Attese, fino a che anche l’ultimo dei ninja non fu ucciso dai soldati, là in basso. Poi attese ancora, vigile.
Il sole sorse. Il mondo uscì dall’ombra della notte e si riempì di colori.
Aoki Dayu si sporse dalle mura e scrutò fuori.
Nessuno.
Non si vedeva nessuno.
Qualcuno, però, era stato lì: gente assetata di sangue e saccheggio, pronta a fare irruzione se le porte si fossero aperte. E anche guerrieri freddi e spietati, intenti a osservare e soppesare la reazione della guarnigione di Edo a quel primo assaggio di assalto.
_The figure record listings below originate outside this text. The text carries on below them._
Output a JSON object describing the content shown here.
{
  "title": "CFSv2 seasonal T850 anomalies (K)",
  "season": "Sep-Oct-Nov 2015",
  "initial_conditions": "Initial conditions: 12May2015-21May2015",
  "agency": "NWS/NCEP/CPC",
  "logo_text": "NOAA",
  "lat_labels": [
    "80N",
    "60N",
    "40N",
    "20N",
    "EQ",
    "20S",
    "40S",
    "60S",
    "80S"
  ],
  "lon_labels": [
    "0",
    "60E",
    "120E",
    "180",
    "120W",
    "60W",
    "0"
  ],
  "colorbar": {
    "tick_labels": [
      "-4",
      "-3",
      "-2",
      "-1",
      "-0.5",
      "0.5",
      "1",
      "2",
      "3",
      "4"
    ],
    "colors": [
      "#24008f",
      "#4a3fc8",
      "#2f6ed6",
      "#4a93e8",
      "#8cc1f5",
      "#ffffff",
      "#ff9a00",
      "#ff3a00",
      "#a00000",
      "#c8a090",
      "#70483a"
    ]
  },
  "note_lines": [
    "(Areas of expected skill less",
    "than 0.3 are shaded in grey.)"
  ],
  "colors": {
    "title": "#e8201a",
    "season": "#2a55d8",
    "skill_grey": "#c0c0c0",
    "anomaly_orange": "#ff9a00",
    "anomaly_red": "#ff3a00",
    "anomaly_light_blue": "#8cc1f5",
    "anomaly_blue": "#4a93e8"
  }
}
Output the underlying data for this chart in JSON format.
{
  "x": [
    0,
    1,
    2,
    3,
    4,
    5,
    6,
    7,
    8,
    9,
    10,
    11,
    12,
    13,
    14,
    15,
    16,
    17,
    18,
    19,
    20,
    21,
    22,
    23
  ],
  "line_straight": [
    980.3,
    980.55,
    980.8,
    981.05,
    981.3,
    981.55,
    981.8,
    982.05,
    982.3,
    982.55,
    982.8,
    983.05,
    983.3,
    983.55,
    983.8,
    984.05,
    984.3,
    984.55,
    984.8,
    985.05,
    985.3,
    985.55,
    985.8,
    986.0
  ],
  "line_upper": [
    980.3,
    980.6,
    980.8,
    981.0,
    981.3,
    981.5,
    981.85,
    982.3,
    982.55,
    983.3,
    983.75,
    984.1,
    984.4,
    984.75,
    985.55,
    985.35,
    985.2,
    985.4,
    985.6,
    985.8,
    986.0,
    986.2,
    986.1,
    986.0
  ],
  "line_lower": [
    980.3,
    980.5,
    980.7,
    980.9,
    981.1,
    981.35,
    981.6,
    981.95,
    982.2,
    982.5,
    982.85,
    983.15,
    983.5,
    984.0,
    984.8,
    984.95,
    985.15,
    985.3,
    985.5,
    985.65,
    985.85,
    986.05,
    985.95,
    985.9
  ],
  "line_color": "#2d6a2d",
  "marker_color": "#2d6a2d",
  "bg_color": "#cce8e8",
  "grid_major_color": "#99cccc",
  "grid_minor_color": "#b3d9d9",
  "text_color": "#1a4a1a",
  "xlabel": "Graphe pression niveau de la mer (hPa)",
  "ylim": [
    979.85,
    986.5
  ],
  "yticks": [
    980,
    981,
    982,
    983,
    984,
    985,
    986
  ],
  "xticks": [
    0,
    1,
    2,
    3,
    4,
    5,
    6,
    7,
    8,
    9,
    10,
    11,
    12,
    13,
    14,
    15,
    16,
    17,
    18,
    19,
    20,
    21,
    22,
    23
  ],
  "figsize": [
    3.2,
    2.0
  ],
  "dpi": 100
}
Il grosso dell’armata al seguito del daimyo Tokugawa Chomei ancora rimaneva occultato dai boschi, oltre i quali s’innalzava la visione imponente del Monte Fuji, incoronato da un pennacchio di fumo. Pareva un paesaggio tranquillo. Eppure lui, come tutti, sapeva che quelli erano laggiù, da qualche parte, pronti a dare l’assalto alla città. Se non fosse bastato quel silenzio di morte che pareva avvolgere il mondo intero, lo si poteva ben intuire dal fumo dei villaggi bruciati lungo le strade, tanto quelli situati lungo la Tokaido che quelli lungo la Nakasendo; entrambe le strade portavano da Edo alla Capitale, una passando lungo la costa e l’altra fra le montagne.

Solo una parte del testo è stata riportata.